On November 8, 2024, the US Court of Appeals for the First Circuit (the Court) issued a decision in the matter of Admiral Insurance Company, et al. v. Tocci Building Corporation, et al., No. 22-1462 (1st Cir. 2024). The appeal concerned a dispute between a general contractor (GC) and its insurers over coverage under a commercial general liability insurance policy (CGL). The question before the Court was whether the CGL covered damage to a non-defective part of the project (Project) resulting from a subcontractor’s defective work on a different part of the Project. The answer to that question would determine whether the insurer had an obligation to defend and/or indemnify the GC in an underlying suit by the Project owner alleging issues with the GC’s work.
In the underlying action, the insurer denied coverage on grounds that the action “does not include any allegations that [the GC] is liable for property damage caused by an occurrence, as those terms are defined in the policy.” In granting the insurers’ motion for summary judgment, the district court reasoned that the allegation did not meet either requirement. The damage alleged was neither “property damage” because it was damage to the GC’s project nor was the damage “caused by an occurrence” because faulty workmanship does not constitute an occurrence.

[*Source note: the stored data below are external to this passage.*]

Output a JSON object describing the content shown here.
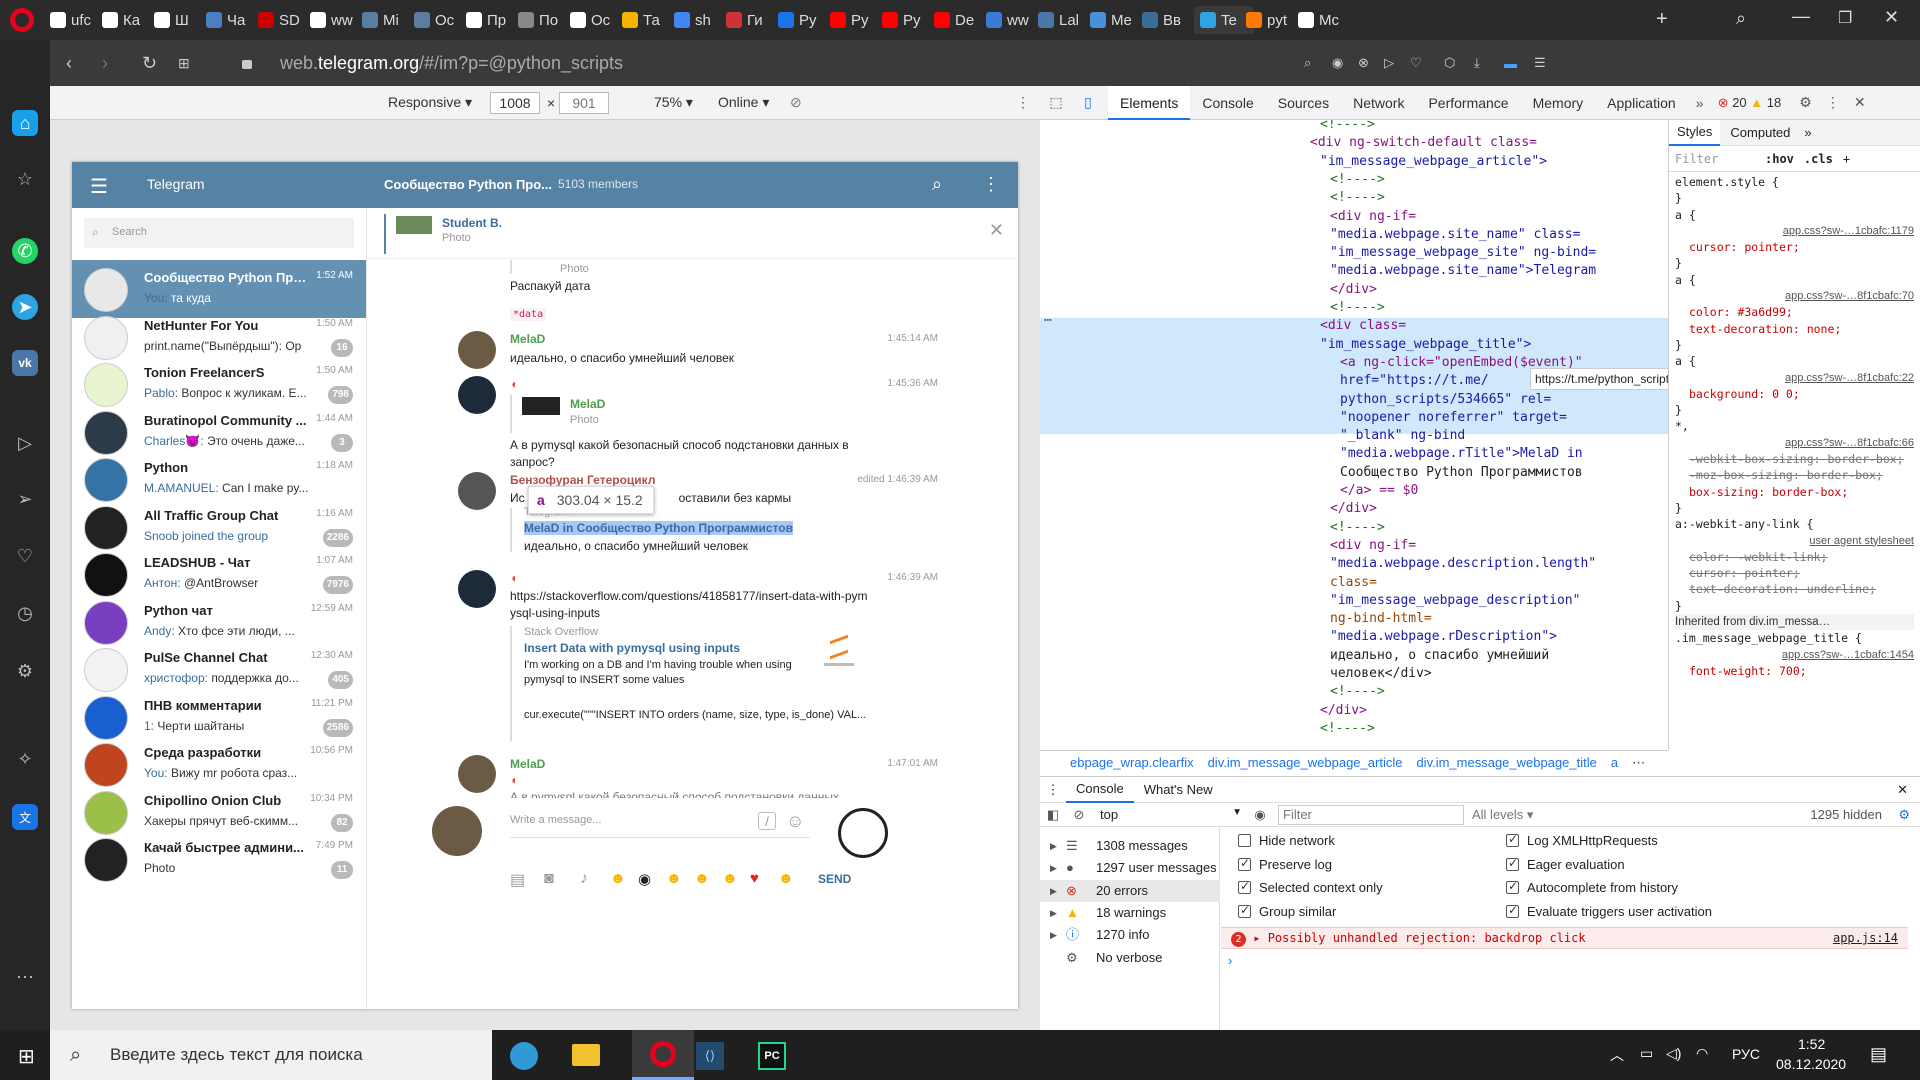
{
  "browser": {
    "tabs": [
      {
        "label": "ufc",
        "color": "#ffffff"
      },
      {
        "label": "Ка",
        "color": "#ffffff"
      },
      {
        "label": "Ш",
        "color": "#ffffff"
      },
      {
        "label": "Ча",
        "color": "#4a7fc1"
      },
      {
        "label": "SD",
        "color": "#cc0000"
      },
      {
        "label": "ww",
        "color": "#ffffff"
      },
      {
        "label": "Mi",
        "color": "#5a7fa3"
      },
      {
        "label": "Ос",
        "color": "#5a7fa3"
      },
      {
        "label": "Пр",
        "color": "#ffffff"
      },
      {
        "label": "По",
        "color": "#888888"
      },
      {
        "label": "Ос",
        "color": "#ffffff"
      },
      {
        "label": "Та",
        "color": "#f4b400"
      },
      {
        "label": "sh",
        "color": "#4285f4"
      },
      {
        "label": "Ги",
        "color": "#cc3333"
      },
      {
        "label": "Ру",
        "color": "#1a73e8"
      },
      {
        "label": "Py",
        "color": "#ff0000"
      },
      {
        "label": "Py",
        "color": "#ff0000"
      },
      {
        "label": "De",
        "color": "#ff0000"
      },
      {
        "label": "ww",
        "color": "#3a7bd5"
      },
      {
        "label": "Lal",
        "color": "#4a76a8"
      },
      {
        "label": "Me",
        "color": "#4a90d9"
      },
      {
        "label": "Вв",
        "color": "#3a6d99"
      },
      {
        "label": "Te",
        "color": "#2ca5e0"
      },
      {
        "label": "pyt",
        "color": "#ff7a00"
      },
      {
        "label": "Mc",
        "color": "#ffffff"
      }
    ],
    "url_prefix": "web.",
    "url_domain": "telegram.org",
    "url_suffix": "/#/im?p=@python_scripts"
  },
  "device": {
    "mode": "Responsive",
    "width": "1008",
    "height": "901",
    "zoom": "75%",
    "network": "Online"
  },
  "telegram": {
    "menu_title": "Telegram",
    "chat_title": "Сообщество Python Про...",
    "members": "5103 members",
    "search_placeholder": "Search",
    "dialogs": [
      {
        "name": "Сообщество Python Про...",
        "time": "1:52 AM",
        "sender": "You:",
        "preview": "та куда",
        "badge": "",
        "color": "#e8e8e8",
        "selected": true
      },
      {
        "name": "NetHunter For You",
        "time": "1:50 AM",
        "sender": "",
        "preview": "print.name(\"Выпёрдыш\"): Ор",
        "badge": "16",
        "color": "#f0f0f0"
      },
      {
        "name": "Tonion FreelancerS",
        "time": "1:50 AM",
        "sender": "Pablo:",
        "preview": "Вопрос к жуликам. Е...",
        "badge": "798",
        "color": "#e8f5d0"
      },
      {
        "name": "Buratinopol Community ...",
        "time": "1:44 AM",
        "sender": "Charles😈:",
        "preview": "Это очень даже...",
        "badge": "3",
        "color": "#2d3a4a"
      },
      {
        "name": "Python",
        "time": "1:18 AM",
        "sender": "M.AMANUEL:",
        "preview": "Can I make py...",
        "badge": "",
        "color": "#3572a5"
      },
      {
        "name": "All Traffic Group Chat",
        "time": "1:16 AM",
        "sender": "Snoob joined the group",
        "preview": "",
        "badge": "2286",
        "color": "#222222"
      },
      {
        "name": "LEADSHUB - Чат",
        "time": "1:07 AM",
        "sender": "Антон:",
        "preview": "@AntBrowser",
        "badge": "7976",
        "color": "#111111"
      },
      {
        "name": "Python чат",
        "time": "12:59 AM",
        "sender": "Andy:",
        "preview": "Хто фсе эти люди, ...",
        "badge": "",
        "color": "#7a3fc0"
      },
      {
        "name": "PulSe Channel Chat",
        "time": "12:30 AM",
        "sender": "христофор:",
        "preview": "поддержка до...",
        "badge": "405",
        "color": "#f3f3f3"
      },
      {
        "name": "ПНВ комментарии",
        "time": "11:21 PM",
        "sender": "1:",
        "preview": "Черти шайтаны",
        "badge": "2586",
        "color": "#1a5fd0"
      },
      {
        "name": "Среда разработки",
        "time": "10:56 PM",
        "sender": "You:",
        "preview": "Вижу mr робота сраз...",
        "badge": "",
        "color": "#c0451f"
      },
      {
        "name": "Chipollino Onion Club",
        "time": "10:34 PM",
        "sender": "",
        "preview": "Хакеры прячут веб-скимм...",
        "badge": "82",
        "color": "#9cbf4a"
      },
      {
        "name": "Качай быстрее админи...",
        "time": "7:49 PM",
        "sender": "",
        "preview": "Photo",
        "badge": "11",
        "color": "#222222"
      }
    ],
    "pinned": {
      "name": "Student B.",
      "sub": "Photo"
    },
    "messages": {
      "m0_photo": "Photo",
      "m0_text": "Распакуй дата",
      "m0_code": "*data",
      "m1_author": "MelaD",
      "m1_time": "1:45:14 AM",
      "m1_text": "идеально, о спасибо умнейший человек",
      "m2_time": "1:45:36 AM",
      "m2_qname": "MelaD",
      "m2_qsub": "Photo",
      "m2_text": "А в pymysql какой безопасный способ подстановки данных в запрос?",
      "m3_author": "Бензофуран Гетероцикл",
      "m3_time": "edited 1:46:39 AM",
      "m3_text_a": "Ис",
      "m3_text_b": "оставили без кармы",
      "m3_tooltip_tag": "a",
      "m3_tooltip_size": "303.04 × 15.2",
      "m3_site": "Telegram",
      "m3_link": "MelaD in Сообщество Python Программистов",
      "m3_desc": "идеально, о спасибо умнейший человек",
      "m4_time": "1:46:39 AM",
      "m4_url": "https://stackoverflow.com/questions/41858177/insert-data-with-pymysql-using-inputs",
      "m4_site": "Stack Overflow",
      "m4_title": "Insert Data with pymysql using inputs",
      "m4_desc": "I'm working on a DB and I'm having trouble when using pymysql to INSERT some values",
      "m4_code": "cur.execute(\"\"\"INSERT INTO orders (name, size, type, is_done) VAL...",
      "m5_author": "MelaD",
      "m5_time": "1:47:01 AM",
      "m5_text": "А в pymysql какой безопасный способ подстановки данных"
    },
    "compose_placeholder": "Write a message...",
    "send_label": "SEND"
  },
  "devtools": {
    "tabs": [
      "Elements",
      "Console",
      "Sources",
      "Network",
      "Performance",
      "Memory",
      "Application"
    ],
    "errors": "20",
    "warnings": "18",
    "html_lines": [
      "<!---->",
      "<div ng-switch-default class=",
      "\"im_message_webpage_article\">",
      "<!---->",
      "<!---->",
      "<div ng-if=",
      "\"media.webpage.site_name\" class=",
      "\"im_message_webpage_site\" ng-bind=",
      "\"media.webpage.site_name\">Telegram",
      "</div>",
      "<!---->",
      "<div class=",
      "\"im_message_webpage_title\">",
      "<a ng-click=\"openEmbed($event)\"",
      "href=\"https://t.me/",
      "python_scripts/534665\" rel=",
      "\"noopener noreferrer\" target=",
      "\"_blank\" ng-bind",
      "\"media.webpage.rTitle\">MelaD in",
      "Сообщество Python Программистов",
      "</a> == $0",
      "</div>",
      "<!---->",
      "<div ng-if=",
      "\"media.webpage.description.length\"",
      "class=",
      "\"im_message_webpage_description\"",
      "ng-bind-html=",
      "\"media.webpage.rDescription\">",
      "идеально, о спасибо умнейший",
      "человек</div>",
      "<!---->",
      "</div>",
      "<!---->"
    ],
    "hover_url": "https://t.me/python_scripts/534665",
    "styles_tabs": [
      "Styles",
      "Computed"
    ],
    "styles_filter": "Filter",
    "hov": ":hov",
    ".cls": ".cls",
    "style_rules": [
      "element.style {",
      "}",
      "a {",
      "app.css?sw-…1cbafc:1179",
      "cursor: pointer;",
      "}",
      "a {",
      "app.css?sw-…8f1cbafc:70",
      "color: #3a6d99;",
      "text-decoration: none;",
      "}",
      "a {",
      "app.css?sw-…8f1cbafc:22",
      "background: 0 0;",
      "}",
      "*,",
      "app.css?sw-…8f1cbafc:66",
      "-webkit-box-sizing: border-box;",
      "-moz-box-sizing: border-box;",
      "box-sizing: border-box;",
      "}",
      "a:-webkit-any-link {",
      "user agent stylesheet",
      "color: -webkit-link;",
      "cursor: pointer;",
      "text-decoration: underline;",
      "}",
      "Inherited from div.im_messa…",
      ".im_message_webpage_title {",
      "app.css?sw-…1cbafc:1454",
      "font-weight: 700;"
    ],
    "crumbs": [
      "ebpage_wrap.clearfix",
      "div.im_message_webpage_article",
      "div.im_message_webpage_title",
      "a"
    ],
    "drawer_tabs": [
      "Console",
      "What's New"
    ],
    "context": "top",
    "filter_placeholder": "Filter",
    "levels": "All levels",
    "hidden": "1295 hidden",
    "sidebar_items": [
      {
        "label": "1308 messages",
        "icon": "list-icon"
      },
      {
        "label": "1297 user messages",
        "icon": "user-icon"
      },
      {
        "label": "20 errors",
        "icon": "error-icon"
      },
      {
        "label": "18 warnings",
        "icon": "warning-icon"
      },
      {
        "label": "1270 info",
        "icon": "info-icon"
      },
      {
        "label": "No verbose",
        "icon": "gear-icon"
      }
    ],
    "options_left": [
      {
        "label": "Hide network",
        "checked": false
      },
      {
        "label": "Preserve log",
        "checked": true
      },
      {
        "label": "Selected context only",
        "checked": true
      },
      {
        "label": "Group similar",
        "checked": true
      }
    ],
    "options_right": [
      {
        "label": "Log XMLHttpRequests",
        "checked": true
      },
      {
        "label": "Eager evaluation",
        "checked": true
      },
      {
        "label": "Autocomplete from history",
        "checked": true
      },
      {
        "label": "Evaluate triggers user activation",
        "checked": true
      }
    ],
    "error_count": "2",
    "error_text": "Possibly unhandled rejection: backdrop click",
    "error_src": "app.js:14"
  },
  "taskbar": {
    "search_placeholder": "Введите здесь текст для поиска",
    "lang": "РУС",
    "time": "1:52",
    "date": "08.12.2020"
  }
}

On appeal, the Court affirmed the insurers’ denial of coverage, but for a different reason. The Court relied upon the “Your Work” property damage exclusion found in most CGL policies for GCs. Under this exclusion, there is no coverage for “property damage” to "[t]hat particular part of any property that must be restored, repaired or replaced because 'Your work' was incorrectly performed on it." The CGL policy defines "Your work" as work performed by or on behalf of the GC.
The GC argued the exclusion did not apply because it was not seeking coverage to repair and replace damage to Property directly caused by its subcontractor’s defective work, but rather property damage to another part of the Project indirectly caused by the subcontractor’s defective work. The Court did not agree. Applying Massachusetts state law, the Court found that the "particular part of any property" referenced in the “Your Work” exclusion refers to the entire Project because the GC was charged with managing the Project as a whole. The “Your Work” exclusion therefore applies, and the claim is not covered.
The Court opted to find there is no coverage under the “Your Work” exclusion rather than the “property damage”/ “occurrence” analysis as the Court recognized that there is a sharp split in authority as to whether damage to non-defective work resulting from a subcontractor’s defective work constitutes “property damage” or is caused by an “occurrence.” The recent trend has courts interpreting “occurrence” to include unanticipated damage to non-defective property resulting from poor workmanship. The Court noted that the SJC has yet to rule on this issue and was reluctant to predict how they might. Therefore, the Court decided to “sidestep th[e] issue by focusing on the exclusions…” rather than speculating as to how the SJC may rule on this issue in the future.